II. Der Antrag auf gerichtliche Entscheidung ist zulässig. Er ist gem. § 107 Abs. 5 FamFG statthaft und binnen der einmonatigen Frist (§ 63 Abs. 1 und Abs. 3 S. 1 i.V.m. § 107 Abs. 7 S. 3 FamFG) formgerecht gestellt worden. Der Antrag ist nicht entsprechend § 64 Abs. 1 FamFG bei der Landesjustizverwaltung anzubringen (so aber Keidel/Zimmermann, FamFG, 16. Aufl., § 107 Rz. 40). Die Vorschrift findet über § 107 Abs. 7 S. 3 FamFG keine Anwendung. Denn aus der spezielleren Regelung des § 107 Abs. 6 S. 1 FamFG ergibt sich, dass die Entscheidung beim OLG zu beantragen ist.
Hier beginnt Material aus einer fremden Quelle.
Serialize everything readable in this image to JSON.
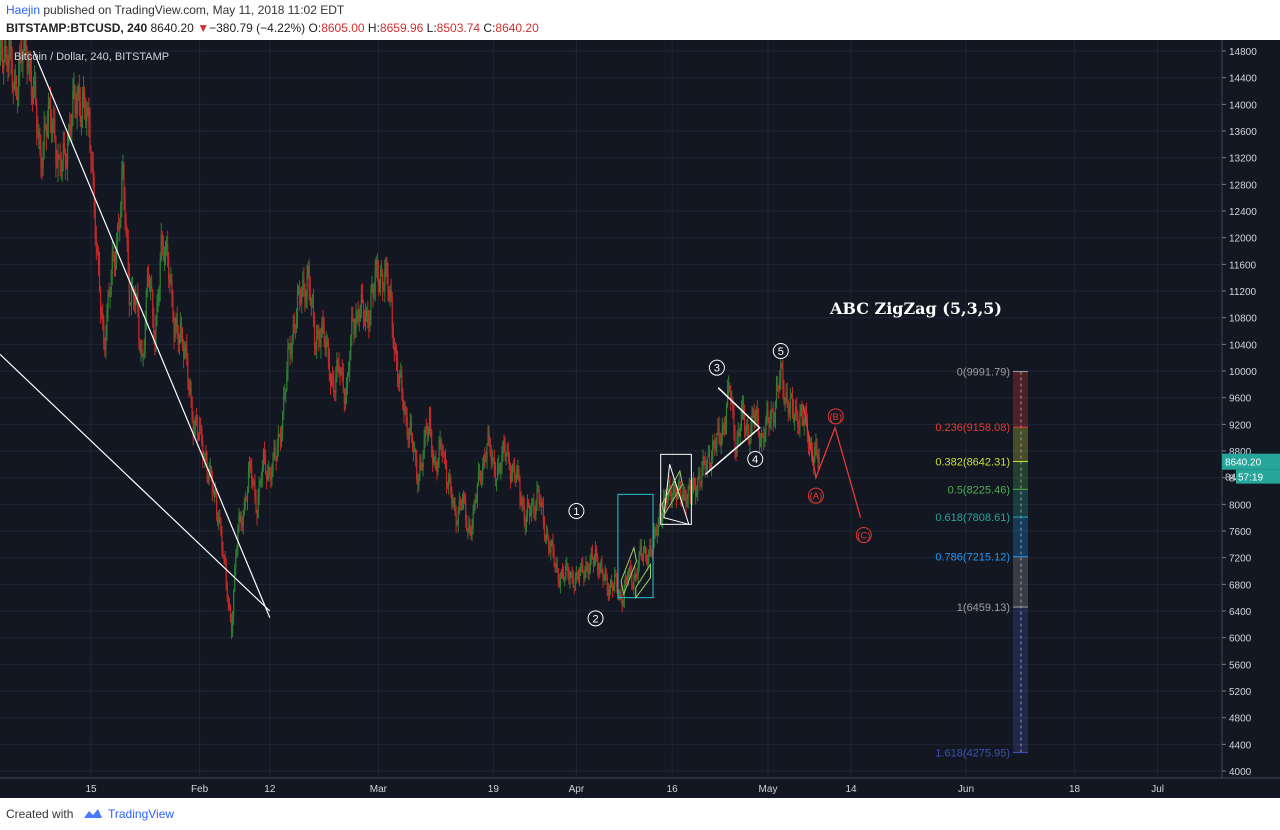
{
  "header": {
    "author": "Haejin",
    "published_text": "published on TradingView.com, May 11, 2018 11:02 EDT",
    "symbol": "BITSTAMP:BTCUSD, 240",
    "change_text": "−380.79 (−4.22%)",
    "ohlc": [
      {
        "label": "O:",
        "value": "8605.00"
      },
      {
        "label": "H:",
        "value": "8659.96"
      },
      {
        "label": "L:",
        "value": "8503.74"
      },
      {
        "label": "C:",
        "value": "8640.20"
      }
    ]
  },
  "footer": {
    "created_with": "Created with",
    "brand": "TradingView"
  },
  "chart_data": {
    "type": "candlestick",
    "series_title": "Bitcoin / Dollar, 240, BITSTAMP",
    "annotation_title": "ABC ZigZag (5,3,5)",
    "ylim": [
      4000,
      14800
    ],
    "y_ticks": [
      4000,
      4400,
      4800,
      5200,
      5600,
      6000,
      6400,
      6800,
      7200,
      7600,
      8000,
      8400,
      8800,
      9200,
      9600,
      10000,
      10400,
      10800,
      11200,
      11600,
      12000,
      12400,
      12800,
      13200,
      13600,
      14000,
      14400,
      14800
    ],
    "x_ticks": [
      {
        "label": "15",
        "day": 15
      },
      {
        "label": "Feb",
        "day": 32
      },
      {
        "label": "12",
        "day": 43
      },
      {
        "label": "Mar",
        "day": 60
      },
      {
        "label": "19",
        "day": 78
      },
      {
        "label": "Apr",
        "day": 91
      },
      {
        "label": "16",
        "day": 106
      },
      {
        "label": "May",
        "day": 121
      },
      {
        "label": "14",
        "day": 134
      },
      {
        "label": "Jun",
        "day": 152
      },
      {
        "label": "18",
        "day": 169
      },
      {
        "label": "Jul",
        "day": 182
      }
    ],
    "price_path": [
      [
        0,
        13500
      ],
      [
        1,
        15000
      ],
      [
        3,
        14300
      ],
      [
        5,
        14900
      ],
      [
        7,
        13300
      ],
      [
        9,
        13900
      ],
      [
        10,
        12900
      ],
      [
        12,
        13800
      ],
      [
        13,
        14200
      ],
      [
        15,
        13500
      ],
      [
        16,
        11500
      ],
      [
        17,
        10500
      ],
      [
        18,
        11200
      ],
      [
        19,
        12000
      ],
      [
        20,
        12800
      ],
      [
        21,
        11300
      ],
      [
        22,
        11000
      ],
      [
        23,
        10200
      ],
      [
        24,
        11400
      ],
      [
        25,
        10600
      ],
      [
        26,
        11700
      ],
      [
        27,
        11900
      ],
      [
        28,
        10500
      ],
      [
        29,
        10700
      ],
      [
        30,
        10000
      ],
      [
        31,
        9300
      ],
      [
        32,
        9000
      ],
      [
        33,
        8700
      ],
      [
        34,
        8200
      ],
      [
        35,
        7900
      ],
      [
        36,
        6900
      ],
      [
        37,
        6200
      ],
      [
        38,
        7600
      ],
      [
        39,
        8000
      ],
      [
        40,
        8500
      ],
      [
        41,
        8000
      ],
      [
        42,
        8600
      ],
      [
        43,
        8500
      ],
      [
        44,
        8700
      ],
      [
        45,
        9400
      ],
      [
        46,
        10200
      ],
      [
        47,
        10900
      ],
      [
        48,
        11100
      ],
      [
        49,
        11500
      ],
      [
        50,
        10400
      ],
      [
        51,
        10700
      ],
      [
        52,
        10200
      ],
      [
        53,
        9800
      ],
      [
        54,
        10000
      ],
      [
        55,
        9700
      ],
      [
        56,
        10700
      ],
      [
        57,
        11000
      ],
      [
        58,
        10700
      ],
      [
        59,
        11200
      ],
      [
        60,
        11400
      ],
      [
        61,
        11500
      ],
      [
        62,
        10900
      ],
      [
        63,
        10000
      ],
      [
        64,
        9400
      ],
      [
        65,
        9100
      ],
      [
        66,
        8400
      ],
      [
        67,
        8800
      ],
      [
        68,
        9200
      ],
      [
        69,
        8500
      ],
      [
        70,
        8900
      ],
      [
        71,
        8300
      ],
      [
        72,
        7800
      ],
      [
        73,
        8100
      ],
      [
        74,
        7600
      ],
      [
        75,
        7900
      ],
      [
        76,
        8500
      ],
      [
        77,
        8900
      ],
      [
        78,
        8600
      ],
      [
        79,
        8500
      ],
      [
        80,
        8900
      ],
      [
        81,
        8400
      ],
      [
        82,
        8400
      ],
      [
        83,
        7700
      ],
      [
        84,
        8000
      ],
      [
        85,
        8100
      ],
      [
        86,
        7700
      ],
      [
        87,
        7300
      ],
      [
        88,
        7000
      ],
      [
        89,
        6900
      ],
      [
        90,
        7000
      ],
      [
        91,
        6800
      ],
      [
        92,
        7100
      ],
      [
        93,
        7000
      ],
      [
        94,
        7300
      ],
      [
        95,
        6900
      ],
      [
        96,
        6800
      ],
      [
        97,
        6800
      ],
      [
        98,
        6600
      ],
      [
        99,
        6900
      ],
      [
        100,
        6900
      ],
      [
        101,
        7200
      ],
      [
        102,
        7300
      ],
      [
        103,
        7300
      ],
      [
        104,
        7900
      ],
      [
        105,
        8000
      ],
      [
        106,
        8300
      ],
      [
        107,
        8100
      ],
      [
        108,
        8200
      ],
      [
        109,
        8100
      ],
      [
        110,
        8400
      ],
      [
        111,
        8500
      ],
      [
        112,
        8800
      ],
      [
        113,
        8900
      ],
      [
        114,
        9200
      ],
      [
        115,
        9700
      ],
      [
        116,
        8900
      ],
      [
        117,
        9300
      ],
      [
        118,
        9100
      ],
      [
        119,
        9300
      ],
      [
        120,
        9000
      ],
      [
        121,
        9200
      ],
      [
        122,
        9500
      ],
      [
        123,
        9900
      ],
      [
        124,
        9600
      ],
      [
        125,
        9300
      ],
      [
        126,
        9400
      ],
      [
        127,
        9100
      ],
      [
        128,
        8800
      ],
      [
        129,
        8640
      ]
    ],
    "wave_labels": [
      {
        "label": "1",
        "day": 91,
        "price": 7900
      },
      {
        "label": "2",
        "day": 94,
        "price": 6290
      },
      {
        "label": "3",
        "day": 113,
        "price": 10050
      },
      {
        "label": "4",
        "day": 119,
        "price": 8680
      },
      {
        "label": "5",
        "day": 123,
        "price": 10300
      }
    ],
    "projection_path": [
      {
        "day": 126.5,
        "price": 9500
      },
      {
        "day": 128.5,
        "price": 8400
      },
      {
        "day": 131.5,
        "price": 9150
      },
      {
        "day": 135.5,
        "price": 7800
      }
    ],
    "projection_labels": [
      {
        "label": "(A)",
        "day": 128.5,
        "price": 8130
      },
      {
        "label": "(B)",
        "day": 131.6,
        "price": 9320
      },
      {
        "label": "(C)",
        "day": 136,
        "price": 7540
      }
    ],
    "fib_levels": [
      {
        "ratio": "0",
        "price": 9991.79,
        "color": "#9e9e9e"
      },
      {
        "ratio": "0.236",
        "price": 9158.08,
        "color": "#e53935"
      },
      {
        "ratio": "0.382",
        "price": 8642.31,
        "color": "#cddc39"
      },
      {
        "ratio": "0.5",
        "price": 8225.46,
        "color": "#4caf50"
      },
      {
        "ratio": "0.618",
        "price": 7808.61,
        "color": "#26a69a"
      },
      {
        "ratio": "0.786",
        "price": 7215.12,
        "color": "#2196f3"
      },
      {
        "ratio": "1",
        "price": 6459.13,
        "color": "#9e9e9e"
      },
      {
        "ratio": "1.618",
        "price": 4275.95,
        "color": "#3f51b5"
      }
    ],
    "last_price": {
      "value": "8640.20",
      "countdown": "57:19",
      "partial_label": "84"
    },
    "colors": {
      "background": "#131722",
      "up": "#2e7d32",
      "down": "#c62828",
      "annotation": "#ffffff",
      "projection": "#e53935",
      "box_cyan": "#26c6da"
    }
  }
}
Der Antrag ist auch begründet. Die Voraussetzungen für die Anerkennung des Scheidungsurteils liegen vor; Anerkennungshindernisse nach § 109 Abs. 1 FamFG bestehen nicht. Insbesondere ist § 109 Abs. 1 Nr. 1 FamFG nicht erfüllt. Die Gerichte der Republik Albanien waren unter Anwendung des Spiegelbildprinzips nach deutschem Recht für die Entscheidung zuständig, da die Beteiligten zu 1) und 2) ihren gewöhnlichen Aufenthalt in Tirana hatten (§ 606a Abs. 1 Nr. 2 und 4 ZPO a.F. bzw. jetzt § 98 Abs. 1 Nr. 2 und 4, § 109 Abs. 2 S. 1 FamFG). Ein Ausschluss der Gerichtsbarkeit, auf den § 109 Abs. 1 Nr. 1 FamFG entsprechend anwendbar ist (vgl. Zöller/Geimer, ZPO, 28. Aufl., § 328 Rz. 98), war ebenfalls nicht gegeben. § 18 GVG i.V.m. dem Wiener Übereinkommen über diplomatische Beziehungen vom 18.4.1961 (WÜD) kommt nicht zur Anwendung.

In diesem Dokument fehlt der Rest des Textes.